Analysys Mason’s Tom Rebbeck also thinks that interoperability is becoming an important factor when deciding on an IoT platform partner, especially for customers with requirements based in the built environment, where application shelf-lives must extend across decades. “This issue is certainly a concern,” he believes. “For any organisation that is looking to develop a solution to last 10 to 15 years – think smart street lights, smart metering – this inevitably will affect their choice of supplier. They will want assurance that the platform will be around for the duration.”

Is consolidation inevitable?
Rare in the history of ICT is the market sector that can provide a livelihood for 300 contenders all offering more or less the same solutions. It’s probable that some of these players’ end-game is not to grow into market leaders, but to be acquired by one of the bigger brands now entering the IoT platforms space – names like IBM, Hewlett-Packard, Oracle, SAP and Cisco.

HPE’s Nigel Upton foresees consolidation for large-scale enterprise IoT platforms happening “fairly quickly [say within] 24 to 36 months...” He continues: “The sheer scale and complexity of a full IoT platform that can connect, process massive amounts of data, perform analytics, control the devices, create micro services and integrate into existing applications and infrastructure, is huge.

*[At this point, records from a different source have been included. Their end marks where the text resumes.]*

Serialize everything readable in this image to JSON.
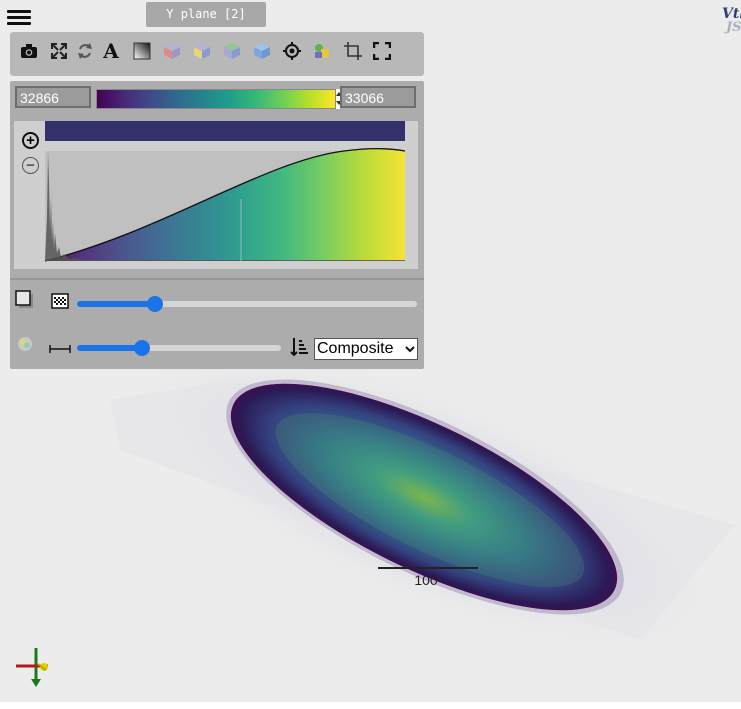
{
  "header": {
    "plane_tab_label": "Y plane [2]",
    "logo_top": "Vtk",
    "logo_bottom": "JS"
  },
  "toolbar": {
    "icons": [
      "camera-icon",
      "fit-view-icon",
      "rotate-icon",
      "text-icon",
      "gradient-icon",
      "cube-x-icon",
      "cube-y-icon",
      "cube-z-icon",
      "cube-iso-icon",
      "target-icon",
      "color-palette-icon",
      "crop-icon",
      "fullscreen-icon"
    ]
  },
  "transfer_function": {
    "range_min": "32866",
    "range_max": "33066",
    "colormap_name": "viridis",
    "colors": [
      "#440154",
      "#482777",
      "#3e4a89",
      "#31688e",
      "#26828e",
      "#1f9e89",
      "#35b779",
      "#6ece58",
      "#b5de2b",
      "#fde725"
    ],
    "header_bar_color": "#33306b"
  },
  "controls": {
    "opacity_level": 0.23,
    "blend_level": 0.32,
    "blend_mode_selected": "Composite"
  },
  "viewport": {
    "scale_bar_label": "100"
  },
  "colors": {
    "accent": "#1a73e8",
    "panel_bg": "#b8b8b8",
    "viewport_bg": "#ececec"
  }
}
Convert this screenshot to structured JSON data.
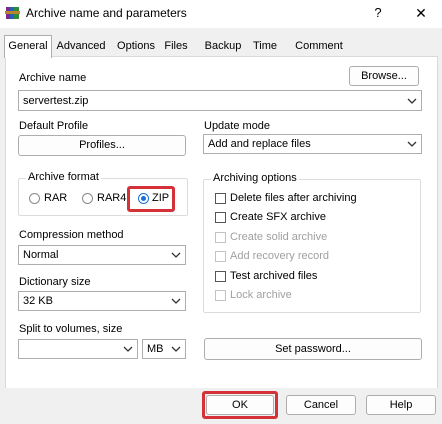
{
  "window": {
    "title": "Archive name and parameters",
    "help": "?",
    "close": "✕"
  },
  "tabs": [
    "General",
    "Advanced",
    "Options",
    "Files",
    "Backup",
    "Time",
    "Comment"
  ],
  "general": {
    "archive_name_label": "Archive name",
    "archive_name_value": "servertest.zip",
    "browse_label": "Browse...",
    "default_profile_label": "Default Profile",
    "profiles_label": "Profiles...",
    "update_mode_label": "Update mode",
    "update_mode_value": "Add and replace files",
    "archive_format_label": "Archive format",
    "formats": [
      "RAR",
      "RAR4",
      "ZIP"
    ],
    "selected_format": "ZIP",
    "compression_label": "Compression method",
    "compression_value": "Normal",
    "dictionary_label": "Dictionary size",
    "dictionary_value": "32 KB",
    "split_label": "Split to volumes, size",
    "split_value": "",
    "split_unit": "MB",
    "archiving_options_label": "Archiving options",
    "options": [
      {
        "label": "Delete files after archiving",
        "checked": false,
        "enabled": true
      },
      {
        "label": "Create SFX archive",
        "checked": false,
        "enabled": true
      },
      {
        "label": "Create solid archive",
        "checked": false,
        "enabled": false
      },
      {
        "label": "Add recovery record",
        "checked": false,
        "enabled": false
      },
      {
        "label": "Test archived files",
        "checked": false,
        "enabled": true
      },
      {
        "label": "Lock archive",
        "checked": false,
        "enabled": false
      }
    ],
    "set_password_label": "Set password..."
  },
  "footer": {
    "ok": "OK",
    "cancel": "Cancel",
    "help": "Help"
  },
  "colors": {
    "highlight": "#d43138",
    "accent": "#1b6fd8"
  },
  "icons": {
    "app": "winrar-books-icon",
    "dropdown": "chevron-down-icon"
  }
}
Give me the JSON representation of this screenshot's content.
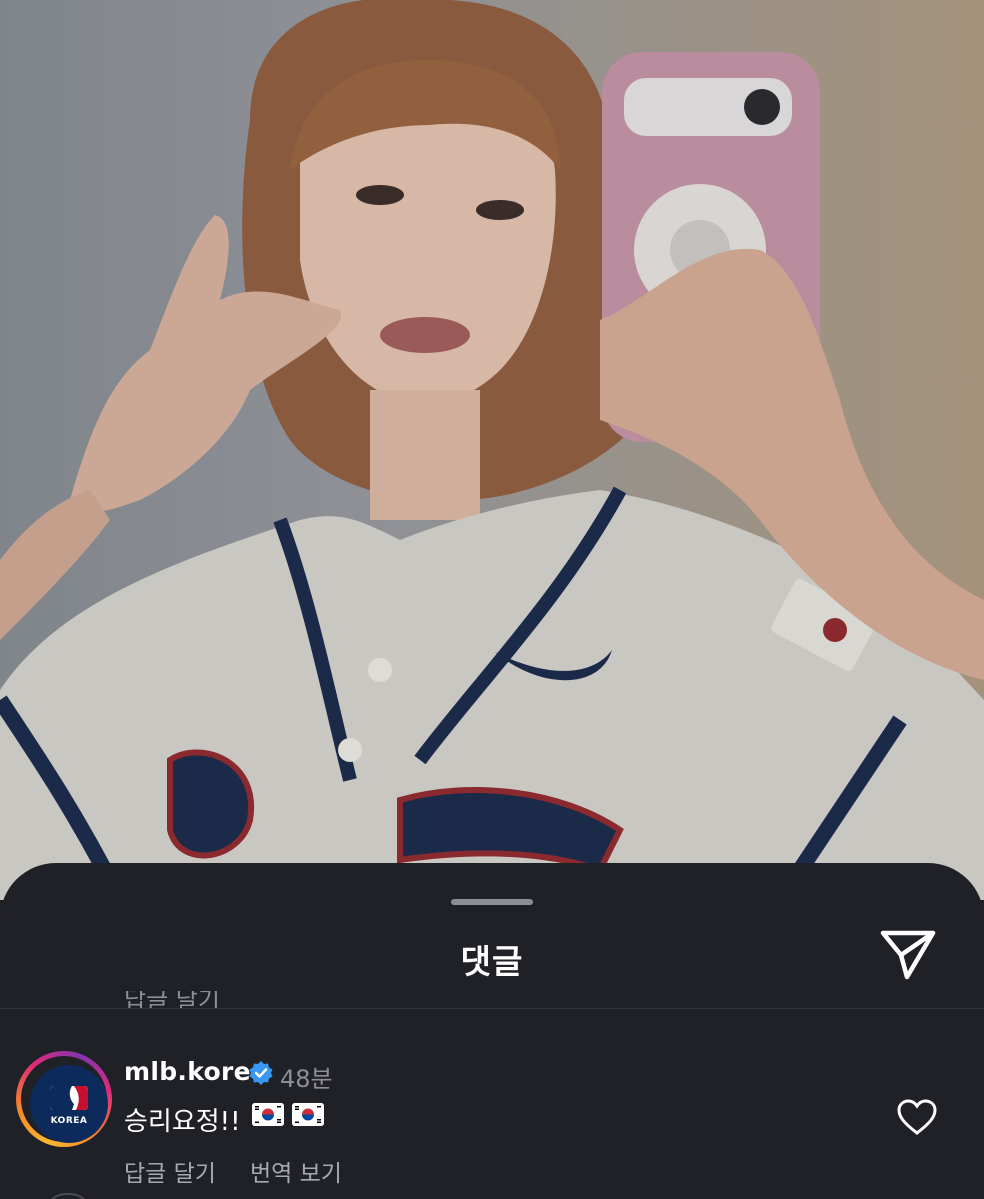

Consolidation will happen with the large IT companies, such as HPE, leading the way.”

Finally, interoperability between cloud ecosystems will become more important as the application specificity of platforms develops, predicts Peter Radsliff at Arrayent: “The ability to facilitate integration between those ecosystems will be the single biggest differentiator between IoT platforms,” he explains. “Those companies who delay or stumble in this approach will be the losers, and those IoT platforms who make it easy for third-party developers to make use of, and create new user experiences by tapping into, disparate cloud ecosystems, will be [the] winners.”